We were working on a model to improve project estimation for an organization. In this situation, the given group was exerting a lot of effort to deliver an estimate. There are a lot of players involved in a project and each team wants a chance to weigh in on their part. In fact, Steve McConnell in his book *Software Estimation: Demystifying the Black Art*, he notes that the best person to give an estimate is the person doing the work. But because of the huge backlog of items needing estimation the organization was drowning in estimates and not getting anything done. They wanted to know if a model could improve the process.

So we collected some data, constructing a very simple model based on attempting to estimate the total effort of the project based on extrapolating from a single team’s input. We’ve had success with similar models elsewhere, so it seemed like a plausible route to go here.

How to evaluate a model then becomes the question. With a simple linear model like we were proposing, the first thing we’d look at is the R-squared. Ideally, if the input perfectly predicts the output, your R-sq will be 100%. But since models are not perfect, the R-sq is usually something less. In this case, the best model we had was 25%. The worst model we had resulted in a negative R-sq! You get a negative R-sq when the error in the model is bigger than the fit of the model. At this point using a model to help this organization out seemed hopeless. And that’s when Kaiser’s article popped to mind. We didn’t need a model that necessarily was a perfect model; we simply needed a model that was better than what they were doing today.
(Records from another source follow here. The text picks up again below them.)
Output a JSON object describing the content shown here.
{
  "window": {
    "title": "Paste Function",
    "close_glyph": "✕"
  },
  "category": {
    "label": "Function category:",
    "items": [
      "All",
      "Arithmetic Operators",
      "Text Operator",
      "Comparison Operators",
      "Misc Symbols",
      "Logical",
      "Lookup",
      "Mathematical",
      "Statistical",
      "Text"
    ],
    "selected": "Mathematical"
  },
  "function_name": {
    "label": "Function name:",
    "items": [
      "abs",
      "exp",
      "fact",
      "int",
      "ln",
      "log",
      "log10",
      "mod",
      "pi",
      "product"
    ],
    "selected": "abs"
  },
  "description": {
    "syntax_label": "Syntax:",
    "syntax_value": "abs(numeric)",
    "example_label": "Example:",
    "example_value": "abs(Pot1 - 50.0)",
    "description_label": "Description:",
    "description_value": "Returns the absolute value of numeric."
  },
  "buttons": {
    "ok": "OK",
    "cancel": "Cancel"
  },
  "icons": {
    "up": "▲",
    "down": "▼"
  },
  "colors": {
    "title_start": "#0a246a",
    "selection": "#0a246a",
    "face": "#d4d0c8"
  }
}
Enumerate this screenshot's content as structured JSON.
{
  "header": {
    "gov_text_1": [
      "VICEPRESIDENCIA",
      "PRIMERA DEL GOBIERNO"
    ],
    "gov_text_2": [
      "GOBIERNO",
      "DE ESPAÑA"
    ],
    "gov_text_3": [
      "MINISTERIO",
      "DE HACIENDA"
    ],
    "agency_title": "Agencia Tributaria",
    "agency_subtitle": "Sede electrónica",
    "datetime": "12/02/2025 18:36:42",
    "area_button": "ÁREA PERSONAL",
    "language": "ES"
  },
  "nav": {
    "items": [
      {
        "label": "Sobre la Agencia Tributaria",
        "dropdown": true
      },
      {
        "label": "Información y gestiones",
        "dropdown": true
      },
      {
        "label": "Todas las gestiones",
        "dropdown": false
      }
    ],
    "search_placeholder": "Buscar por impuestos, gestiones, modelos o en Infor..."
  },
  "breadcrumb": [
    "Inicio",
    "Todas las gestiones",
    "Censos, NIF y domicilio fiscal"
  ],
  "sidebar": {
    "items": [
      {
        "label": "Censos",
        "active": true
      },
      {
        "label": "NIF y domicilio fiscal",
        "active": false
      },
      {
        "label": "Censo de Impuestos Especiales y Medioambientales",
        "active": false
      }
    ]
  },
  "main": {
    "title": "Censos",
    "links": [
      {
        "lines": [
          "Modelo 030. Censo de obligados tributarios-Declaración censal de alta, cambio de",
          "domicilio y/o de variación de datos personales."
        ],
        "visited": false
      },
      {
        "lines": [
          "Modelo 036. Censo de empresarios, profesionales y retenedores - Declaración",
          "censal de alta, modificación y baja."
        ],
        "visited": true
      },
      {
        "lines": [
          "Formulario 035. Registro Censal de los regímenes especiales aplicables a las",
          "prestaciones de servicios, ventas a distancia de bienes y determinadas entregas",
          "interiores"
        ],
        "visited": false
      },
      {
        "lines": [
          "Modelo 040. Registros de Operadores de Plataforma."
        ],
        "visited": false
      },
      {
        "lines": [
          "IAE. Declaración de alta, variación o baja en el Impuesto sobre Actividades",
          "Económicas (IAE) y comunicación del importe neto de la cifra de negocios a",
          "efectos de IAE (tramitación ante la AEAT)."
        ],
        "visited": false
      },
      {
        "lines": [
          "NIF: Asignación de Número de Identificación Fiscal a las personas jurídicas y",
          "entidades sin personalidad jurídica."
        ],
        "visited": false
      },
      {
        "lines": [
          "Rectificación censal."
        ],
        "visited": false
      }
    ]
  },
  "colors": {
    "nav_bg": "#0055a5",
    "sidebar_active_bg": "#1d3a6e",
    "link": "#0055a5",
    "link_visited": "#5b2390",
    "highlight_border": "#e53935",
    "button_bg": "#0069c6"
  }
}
Although evaluating the model against various measures of goodness of fit, the real test was whether the model outperformed the alternative. In this case the alternative was expert judgement. We already knew that the effort to produce an estimate using a model was substantially cheaper than having a whole bunch of teams weigh in. So, could a really terrible model be better than the experts? It turns out the answer is yes. The model outperformed expert judgement about 60% of the time despite the poor quality of the model by other measures. One could hardly call the model good, but then again, it wasn’t like the experts were any good either.

We have this illusion that when we provide an estimate based on our “expertise” that it is somehow unbiased and of high quality. But referring back to McConnell’s book again, we know this to not be the case. There’s significant uncertainty in early stage estimates, so why should we presume that the expert can know something that hasn’t been articulated by anyone? They don’t know what they don’t know. And that’s where models can be helpful. Because the model doesn’t have any preconceived notions about the work and isn’t going to be optimistic for no reason, the model is likely to make as good an estimate as any expert would.

For some reason it reminds me of the saying about being chased by a bear. You don’t need to outrun the bear, just the other person the bear is chasing. And so it goes with models. The model doesn’t have to be perfect to be useful, it simply must be better than the alternative.